Pastor Fadjar mensharingkan pengalaman dan kesaksian hidupnya di Komunitas Osing, yang menjadi satu dari tiga suku terasing di Pulau Jawa, selain Suku Tengger dan Suku Baduy. Suatu pengalaman yang dialami penuh tantangan dan dirasakan sebagai sebuah tugas berat. Pastor Fajar diterima komunitas Osing bahkan memperoleh status sebagai pemimpin adat karena aksi dan kata. Bahkan Alm. Mgr Pandoyo dapat diterima sebagai sesepuh adat Osing. Maka toleransi bukan berhenti pada pemahaman, tetapi harus sampai pada pengalaman.

Dengan berbagai macam pendekatan dan usaha yang dilakukannya, tak dipungkiri bahwa ia sering mengalami kesendirian dan disudutkan bahkan oleh sesama imam. Bahkan mendapat selentingan tuduhan “sinkretisme”. Menurut Pastor Fadjar kekuatan yang melandasi pastoralnya demikian juga dalam menghadapi berbagai tantangan yang ada adalah Ekaristi. Baginya Ekaristi adalah inti dari semua pelayanan yang dibangun, untuk kemanusiaan (lahir batin, jasmani rohani, dunia akhirat).

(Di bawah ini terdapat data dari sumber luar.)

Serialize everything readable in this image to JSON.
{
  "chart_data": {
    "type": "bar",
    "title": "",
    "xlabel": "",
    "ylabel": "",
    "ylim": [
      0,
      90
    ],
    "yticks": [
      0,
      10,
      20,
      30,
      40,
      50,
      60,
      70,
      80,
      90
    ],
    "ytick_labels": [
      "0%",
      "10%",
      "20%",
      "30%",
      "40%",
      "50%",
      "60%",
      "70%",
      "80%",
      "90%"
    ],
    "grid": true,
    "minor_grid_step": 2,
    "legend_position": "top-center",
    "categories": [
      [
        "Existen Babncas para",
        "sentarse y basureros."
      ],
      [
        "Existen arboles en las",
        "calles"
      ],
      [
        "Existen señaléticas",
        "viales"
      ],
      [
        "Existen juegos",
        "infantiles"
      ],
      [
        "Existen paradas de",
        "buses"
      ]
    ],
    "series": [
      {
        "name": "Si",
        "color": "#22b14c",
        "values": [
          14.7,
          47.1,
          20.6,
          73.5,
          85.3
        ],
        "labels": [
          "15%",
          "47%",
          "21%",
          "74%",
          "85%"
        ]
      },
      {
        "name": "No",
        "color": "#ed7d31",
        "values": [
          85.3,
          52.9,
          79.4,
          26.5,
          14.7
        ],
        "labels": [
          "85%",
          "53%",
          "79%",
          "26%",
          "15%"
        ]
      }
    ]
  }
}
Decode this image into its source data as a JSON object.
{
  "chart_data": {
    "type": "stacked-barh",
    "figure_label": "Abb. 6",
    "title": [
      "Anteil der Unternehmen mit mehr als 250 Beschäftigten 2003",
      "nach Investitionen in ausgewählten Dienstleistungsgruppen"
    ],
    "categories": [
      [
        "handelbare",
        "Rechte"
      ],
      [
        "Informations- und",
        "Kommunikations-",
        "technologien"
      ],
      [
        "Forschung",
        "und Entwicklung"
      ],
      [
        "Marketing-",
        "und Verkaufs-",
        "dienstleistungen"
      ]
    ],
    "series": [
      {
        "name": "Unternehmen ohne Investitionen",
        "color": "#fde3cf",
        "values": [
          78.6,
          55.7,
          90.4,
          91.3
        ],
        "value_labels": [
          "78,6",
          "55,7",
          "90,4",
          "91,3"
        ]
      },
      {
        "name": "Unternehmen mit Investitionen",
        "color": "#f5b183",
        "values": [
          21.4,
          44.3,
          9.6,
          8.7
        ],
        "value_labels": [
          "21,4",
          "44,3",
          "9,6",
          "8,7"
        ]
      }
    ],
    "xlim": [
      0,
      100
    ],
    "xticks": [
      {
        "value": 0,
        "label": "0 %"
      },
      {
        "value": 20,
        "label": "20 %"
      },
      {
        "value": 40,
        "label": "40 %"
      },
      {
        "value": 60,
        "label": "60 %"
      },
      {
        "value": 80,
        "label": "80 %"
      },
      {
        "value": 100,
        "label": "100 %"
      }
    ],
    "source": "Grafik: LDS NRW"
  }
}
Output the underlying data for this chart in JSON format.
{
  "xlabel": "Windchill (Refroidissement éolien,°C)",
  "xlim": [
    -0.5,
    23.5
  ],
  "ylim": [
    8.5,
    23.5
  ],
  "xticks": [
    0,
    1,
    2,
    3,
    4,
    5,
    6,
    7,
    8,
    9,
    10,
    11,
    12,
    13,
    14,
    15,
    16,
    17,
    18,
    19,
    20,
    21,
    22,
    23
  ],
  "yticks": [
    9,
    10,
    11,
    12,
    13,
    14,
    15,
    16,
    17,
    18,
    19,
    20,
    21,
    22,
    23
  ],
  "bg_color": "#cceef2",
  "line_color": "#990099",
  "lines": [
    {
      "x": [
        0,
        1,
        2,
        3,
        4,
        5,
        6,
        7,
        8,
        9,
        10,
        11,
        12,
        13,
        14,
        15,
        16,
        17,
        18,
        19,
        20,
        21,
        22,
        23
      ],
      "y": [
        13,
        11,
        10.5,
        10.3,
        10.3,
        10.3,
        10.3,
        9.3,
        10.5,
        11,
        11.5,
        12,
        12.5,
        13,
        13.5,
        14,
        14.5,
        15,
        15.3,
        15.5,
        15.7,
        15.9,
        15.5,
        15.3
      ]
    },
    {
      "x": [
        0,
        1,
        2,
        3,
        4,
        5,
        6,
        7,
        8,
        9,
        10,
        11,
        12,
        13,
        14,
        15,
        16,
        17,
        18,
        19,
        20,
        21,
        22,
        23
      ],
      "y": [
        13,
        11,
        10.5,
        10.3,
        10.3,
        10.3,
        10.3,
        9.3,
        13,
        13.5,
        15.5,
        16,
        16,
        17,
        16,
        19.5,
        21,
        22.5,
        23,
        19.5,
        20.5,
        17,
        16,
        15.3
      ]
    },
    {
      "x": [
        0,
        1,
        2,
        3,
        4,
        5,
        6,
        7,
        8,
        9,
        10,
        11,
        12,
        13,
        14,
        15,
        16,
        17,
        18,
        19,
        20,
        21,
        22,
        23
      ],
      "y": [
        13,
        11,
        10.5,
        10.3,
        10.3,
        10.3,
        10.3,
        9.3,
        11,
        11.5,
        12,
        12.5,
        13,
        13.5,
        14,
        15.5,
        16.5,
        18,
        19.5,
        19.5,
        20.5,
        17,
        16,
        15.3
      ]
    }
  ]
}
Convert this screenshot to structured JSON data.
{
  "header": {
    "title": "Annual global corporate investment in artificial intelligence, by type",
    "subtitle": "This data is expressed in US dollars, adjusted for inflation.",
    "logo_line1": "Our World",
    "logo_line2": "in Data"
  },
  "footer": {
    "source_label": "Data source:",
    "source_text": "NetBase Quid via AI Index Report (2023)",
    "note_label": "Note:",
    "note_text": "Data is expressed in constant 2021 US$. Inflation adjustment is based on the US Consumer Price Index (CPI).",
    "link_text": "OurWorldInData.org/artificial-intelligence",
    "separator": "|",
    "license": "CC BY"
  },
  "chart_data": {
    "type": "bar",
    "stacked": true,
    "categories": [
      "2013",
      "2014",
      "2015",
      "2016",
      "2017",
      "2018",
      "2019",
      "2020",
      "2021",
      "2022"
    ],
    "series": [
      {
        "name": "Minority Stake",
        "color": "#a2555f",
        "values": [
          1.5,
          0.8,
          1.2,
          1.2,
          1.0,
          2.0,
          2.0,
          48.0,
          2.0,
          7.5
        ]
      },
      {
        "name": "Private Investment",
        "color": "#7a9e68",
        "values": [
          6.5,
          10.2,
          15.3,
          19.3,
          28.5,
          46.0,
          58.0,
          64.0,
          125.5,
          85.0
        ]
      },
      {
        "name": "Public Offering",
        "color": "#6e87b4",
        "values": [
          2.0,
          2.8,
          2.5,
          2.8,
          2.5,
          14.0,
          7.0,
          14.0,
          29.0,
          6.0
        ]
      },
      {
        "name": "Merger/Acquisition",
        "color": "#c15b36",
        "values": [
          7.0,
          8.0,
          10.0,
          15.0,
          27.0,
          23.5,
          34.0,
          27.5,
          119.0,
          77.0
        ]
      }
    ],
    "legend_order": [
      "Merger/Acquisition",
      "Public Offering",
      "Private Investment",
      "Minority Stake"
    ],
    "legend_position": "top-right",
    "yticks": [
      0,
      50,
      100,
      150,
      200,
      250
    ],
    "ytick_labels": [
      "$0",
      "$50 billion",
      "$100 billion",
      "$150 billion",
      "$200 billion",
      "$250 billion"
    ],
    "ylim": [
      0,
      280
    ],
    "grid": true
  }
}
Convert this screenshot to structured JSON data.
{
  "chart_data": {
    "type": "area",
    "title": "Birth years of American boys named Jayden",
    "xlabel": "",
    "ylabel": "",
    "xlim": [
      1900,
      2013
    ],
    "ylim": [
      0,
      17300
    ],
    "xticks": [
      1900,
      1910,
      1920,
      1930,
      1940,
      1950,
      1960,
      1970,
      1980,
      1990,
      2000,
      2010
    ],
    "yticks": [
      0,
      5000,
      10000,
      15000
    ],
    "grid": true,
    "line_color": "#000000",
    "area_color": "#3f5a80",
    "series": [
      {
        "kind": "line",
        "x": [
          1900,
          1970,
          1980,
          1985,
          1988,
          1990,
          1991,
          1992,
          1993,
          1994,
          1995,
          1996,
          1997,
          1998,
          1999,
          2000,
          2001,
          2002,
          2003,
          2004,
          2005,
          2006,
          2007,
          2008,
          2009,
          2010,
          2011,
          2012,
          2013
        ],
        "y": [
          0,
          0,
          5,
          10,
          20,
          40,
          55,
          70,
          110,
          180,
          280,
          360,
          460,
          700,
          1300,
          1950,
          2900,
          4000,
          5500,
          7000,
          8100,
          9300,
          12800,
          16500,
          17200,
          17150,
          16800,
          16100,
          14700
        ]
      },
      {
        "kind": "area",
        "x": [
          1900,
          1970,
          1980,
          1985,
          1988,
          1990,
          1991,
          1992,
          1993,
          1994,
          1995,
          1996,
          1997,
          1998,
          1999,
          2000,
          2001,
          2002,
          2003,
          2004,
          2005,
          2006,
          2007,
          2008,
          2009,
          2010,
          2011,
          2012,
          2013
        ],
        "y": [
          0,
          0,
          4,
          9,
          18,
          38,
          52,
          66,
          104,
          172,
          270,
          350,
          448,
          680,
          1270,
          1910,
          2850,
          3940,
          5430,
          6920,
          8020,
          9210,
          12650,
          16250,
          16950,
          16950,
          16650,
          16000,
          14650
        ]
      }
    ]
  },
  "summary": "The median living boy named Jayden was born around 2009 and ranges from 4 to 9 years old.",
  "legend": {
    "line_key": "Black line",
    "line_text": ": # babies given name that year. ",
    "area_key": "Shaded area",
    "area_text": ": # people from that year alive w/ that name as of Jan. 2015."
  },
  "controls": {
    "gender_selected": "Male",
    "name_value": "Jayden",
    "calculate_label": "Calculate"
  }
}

Mgr. Paskalis Bruno Syukur, OFM (Uskup Keuskupan Bogor) bertindak selaku moderator pada sesi terakhir hari studi dengan narasumber Alissa Q. Munawaroh Rahman. Alissa Wahid, demikian sapaan akrabnya menyampaikan sharing pengalaman membangun komunitas Gusdurian. Komunitas ini terbentuk atas komitmen tentang nilai-nilai dasar yang diperjuangkan Gus Dur selama hidupnya. Sembilan nilai yang ditemukan: spiritualitas, kemanusiaan, keadilan, kesetaraan, pembebasan, persaudaraan, kesederhanaan, kekastriaan, dan Kearifan Tradisional. Gus Dur meyakini bahwa dirinya mesti mewujudkan diri sebagai “citra Allah” di bumi dan bahwa Islam mesti menjadi rahmat bagi dunia. Misi Kelompok diungkap dalam “Purpose, Program, Principles.” Pencapaian tujuan agar memperoleh kepercayaan publik dalam menyebarkan isi dokumen Persaudaraan Insani dengan “mental model” dibangun dengan kredibilitas, kompetensi dan integritas. Hal ini terlihat dari semangat responsif, infklusif dan solider dengan sesama yang menderita, dalam hal bencana alam dan bencana sosial. Jaringan ini dibangun berdasar gagasan dari bawah ke atas, lintas batas, 120 ribu jejaring, komunitas ini berkembang di lima negara (Arab Saudi, Iran, Inggris, Malaysia, dan Thailand).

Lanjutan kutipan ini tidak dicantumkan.